21/04/2024
NATIONAL

Financement de nouveaux projets: Les banques appelées à redoubler d’efforts

L’économie algérienne a poursuivi son redressement au cours de l’année   2022. Le redressement entamé par notre économie est à point charnière, et le rôle que doivent jouer est essentiel.

Des économistes affirment que le plus gros des efforts et à venir et qu’il  est impératif de maintenir le cap, à  travers l’application de la nouvelle loi sur la monnaie et le crédit, et plus d’action et d’implication de nos banques.

La mise en œuvre des mesures du plan d’action du gouvernement visant la mobilisation accrue des recettes fiscales, l’utilisation plus efficace des ressources publiques et la promotion des investissements du secteur privé est essentielle pour parvenir à surmonter les difficultés de la conjoncture internationale et mettre l’Algérie sur la voie d’une croissance durable et inclusive.

Dans cette optique  le gouverneur de la Banque d’Algérie (BA), a exhorté, les banques de la place à fournir plus d’effort pour financer de nouveaux projets créateurs de valeur et de trouver les meilleurs mécanismes pour développer l’inclusion financière dans toutes ses dimensions.

Ces orientations ont été assignées lors d’une réunion, tenue par le gouverneur de la BA avec les directeurs généraux des banques de la place, dans le but de se concerter et échanger sur la situation du système bancaire algérien, ainsi que sur ses perspectives d’évolution

A cet effet, le gouverneur a exhorté les banques à fournir plus d’effort à même de financer de nouveaux projets créateurs de valeur et de trouver les meilleurs mécanismes pour développer l’inclusion financière dans toutes ses dimensions, dans l’objectif d’augmenter la collecte des ressources et le financement de l’économie nationale, notamment en direction des PME.

D’aucuns affirment dans ce cadre que l’économie algérienne devrait croître de 2,3 % en 2023, mais les perspectives macroéconomiques restent exposées aux fluctuations des cours mondiaux des hydrocarbures. D’où la nécessité, à moyen et long terme, de faire du secteur privé hors hydrocarbures le moteur de la croissance et de la diversification de l’économie. Et à ce niveau là, le rôle des banques est essentiel.

Beaucoup  reprochent aux  banques leur timidité à accompagner les porteurs de projets, et de ne prendre aucun risque.

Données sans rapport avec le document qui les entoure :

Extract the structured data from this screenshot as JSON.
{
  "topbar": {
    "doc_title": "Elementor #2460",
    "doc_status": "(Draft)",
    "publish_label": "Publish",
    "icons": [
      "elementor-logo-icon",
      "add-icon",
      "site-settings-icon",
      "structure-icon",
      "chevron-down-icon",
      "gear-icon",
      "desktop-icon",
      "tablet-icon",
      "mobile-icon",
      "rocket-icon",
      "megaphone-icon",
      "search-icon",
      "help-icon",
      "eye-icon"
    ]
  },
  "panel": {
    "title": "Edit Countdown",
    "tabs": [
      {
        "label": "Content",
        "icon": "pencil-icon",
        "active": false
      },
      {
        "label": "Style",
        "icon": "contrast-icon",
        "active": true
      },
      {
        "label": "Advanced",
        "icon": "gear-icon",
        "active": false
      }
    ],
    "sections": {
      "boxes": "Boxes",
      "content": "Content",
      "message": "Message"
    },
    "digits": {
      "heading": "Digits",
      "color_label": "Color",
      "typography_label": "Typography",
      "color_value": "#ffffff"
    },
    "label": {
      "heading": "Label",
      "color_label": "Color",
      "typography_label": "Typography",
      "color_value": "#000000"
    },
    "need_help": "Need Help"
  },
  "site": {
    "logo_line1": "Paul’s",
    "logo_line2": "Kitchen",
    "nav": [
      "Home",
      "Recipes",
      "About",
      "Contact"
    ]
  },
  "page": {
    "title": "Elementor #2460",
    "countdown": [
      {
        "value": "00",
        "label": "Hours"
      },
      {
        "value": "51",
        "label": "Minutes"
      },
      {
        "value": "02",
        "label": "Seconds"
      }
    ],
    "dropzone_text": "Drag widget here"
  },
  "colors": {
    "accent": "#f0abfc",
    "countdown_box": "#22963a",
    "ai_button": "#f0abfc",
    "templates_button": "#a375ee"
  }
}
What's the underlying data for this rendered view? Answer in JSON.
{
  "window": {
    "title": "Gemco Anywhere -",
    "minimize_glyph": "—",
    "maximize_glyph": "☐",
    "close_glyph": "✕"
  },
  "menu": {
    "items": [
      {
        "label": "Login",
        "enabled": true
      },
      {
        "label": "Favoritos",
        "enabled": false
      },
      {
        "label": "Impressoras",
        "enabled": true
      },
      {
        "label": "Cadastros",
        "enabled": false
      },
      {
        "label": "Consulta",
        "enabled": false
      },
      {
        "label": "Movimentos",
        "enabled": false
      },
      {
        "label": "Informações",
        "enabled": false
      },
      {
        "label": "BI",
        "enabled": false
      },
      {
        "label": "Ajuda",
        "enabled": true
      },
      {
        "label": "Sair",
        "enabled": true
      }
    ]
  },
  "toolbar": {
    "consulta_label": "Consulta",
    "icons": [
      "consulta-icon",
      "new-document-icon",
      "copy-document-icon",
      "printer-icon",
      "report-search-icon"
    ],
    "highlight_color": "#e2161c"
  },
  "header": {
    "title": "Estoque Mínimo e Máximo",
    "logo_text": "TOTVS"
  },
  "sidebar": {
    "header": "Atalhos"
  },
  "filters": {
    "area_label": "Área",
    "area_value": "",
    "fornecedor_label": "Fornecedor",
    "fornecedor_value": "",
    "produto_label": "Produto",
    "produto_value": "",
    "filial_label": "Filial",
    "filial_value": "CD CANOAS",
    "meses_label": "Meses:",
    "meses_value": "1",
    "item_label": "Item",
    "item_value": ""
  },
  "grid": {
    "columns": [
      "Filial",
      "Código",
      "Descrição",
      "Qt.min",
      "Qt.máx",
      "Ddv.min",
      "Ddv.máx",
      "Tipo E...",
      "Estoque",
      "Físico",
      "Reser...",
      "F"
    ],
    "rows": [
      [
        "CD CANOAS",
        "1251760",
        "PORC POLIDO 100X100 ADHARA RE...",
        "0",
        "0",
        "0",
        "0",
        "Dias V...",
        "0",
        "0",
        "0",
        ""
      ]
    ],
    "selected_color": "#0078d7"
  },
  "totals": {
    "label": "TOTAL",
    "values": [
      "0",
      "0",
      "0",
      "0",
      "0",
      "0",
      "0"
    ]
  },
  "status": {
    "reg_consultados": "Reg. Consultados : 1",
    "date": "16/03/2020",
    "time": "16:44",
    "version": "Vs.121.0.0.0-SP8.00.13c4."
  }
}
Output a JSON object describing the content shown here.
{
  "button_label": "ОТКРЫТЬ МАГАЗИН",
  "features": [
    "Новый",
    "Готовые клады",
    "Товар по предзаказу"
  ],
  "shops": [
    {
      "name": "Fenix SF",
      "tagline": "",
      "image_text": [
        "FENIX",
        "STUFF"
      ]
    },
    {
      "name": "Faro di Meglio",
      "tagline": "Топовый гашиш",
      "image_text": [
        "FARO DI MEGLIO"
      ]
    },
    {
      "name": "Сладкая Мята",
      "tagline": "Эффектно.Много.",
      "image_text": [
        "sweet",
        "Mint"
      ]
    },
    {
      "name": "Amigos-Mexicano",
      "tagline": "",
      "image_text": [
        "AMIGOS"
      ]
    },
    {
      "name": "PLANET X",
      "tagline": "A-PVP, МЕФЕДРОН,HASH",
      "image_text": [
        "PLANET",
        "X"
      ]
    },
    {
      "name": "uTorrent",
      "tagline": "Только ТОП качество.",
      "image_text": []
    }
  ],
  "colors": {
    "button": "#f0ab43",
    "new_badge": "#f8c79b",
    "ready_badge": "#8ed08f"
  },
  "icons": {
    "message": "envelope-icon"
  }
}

Le secteur financier présente, en Algérie, une double caractéristique : il est dans la tourmente depuis 2006 et il fait partie des « 3 f » qui contrarient le climat des affaires dans le pays. Il partage ce triste privilège avec le fisc et le foncier. Faut-il pour autant jeter l’anathème sur les banquiers ?

Si certains rejoignent cette  thèse, d’autres la récusent et affirment que la place bancaire compte actuellement un total de 19 banques et 8 établissements financiers en activité en Algérie et que leurs activités sont régies par des lois et que en dépit de leur frilosité qu’on leur prête, il y a eu un total de 10.037 mds DA de crédits à l’économie à juin 202

Le total donc de crédits accordés à l’économie par les banques publiques et privées, à fin juin 2022, avait atteint les 10.037 mds DA avec une augmentation de 245 mds DA par rapport aux affectations de fin 2021.

Des sources au Ministère des  finances soulignent à ce propose que  l’Etat continuera à financer l’économie et à rechercher des sources de financement durables tout en maintenant sa position constante concernant le non recours à l’endettement extérieur.

Le Gouverneur de la Banque d ‘Algérie souligne à propos de l’engagement des banques a accompagner l’investisseur, de l’«importance de la mise à disposition des moyens de paiements digitaux, sans pour autant négliger l’ensemble des moyens scripturaux adaptés aux besoins de la clientèle», rappelant que «l’Algérie disposait d’atouts indéniables pour assurer un essor économique à la hauteur des objectifs tracés».

Le gouverneur de la Banque d’Algérie a souligné, dans le même sillage, que «s’agissant des opérations de commerce extérieur, les banques sont plus que jamais interpellées à l’effet de promouvoir les exportations hors hydrocarbures en assurant, par un personnel formé, la vulgarisation et la diffusion de la réglementation de change auprès de leurs clientèles.

De même que celui-ci précise que le système bancaire, qui a montré une grande résilience face à la crise économique mondiale et à l’impact de la crise sanitaire en 2020 et 2021, a vu sa solvabilité et sa liquidité se renforcer en 2022.

«Bien que les indicateurs macro financiers soient favorables, la croissance des crédits pour le financement de l’économie n’a pas été en phase au vu du potentiel et des besoins de l’économie», a insisté le gouverneur.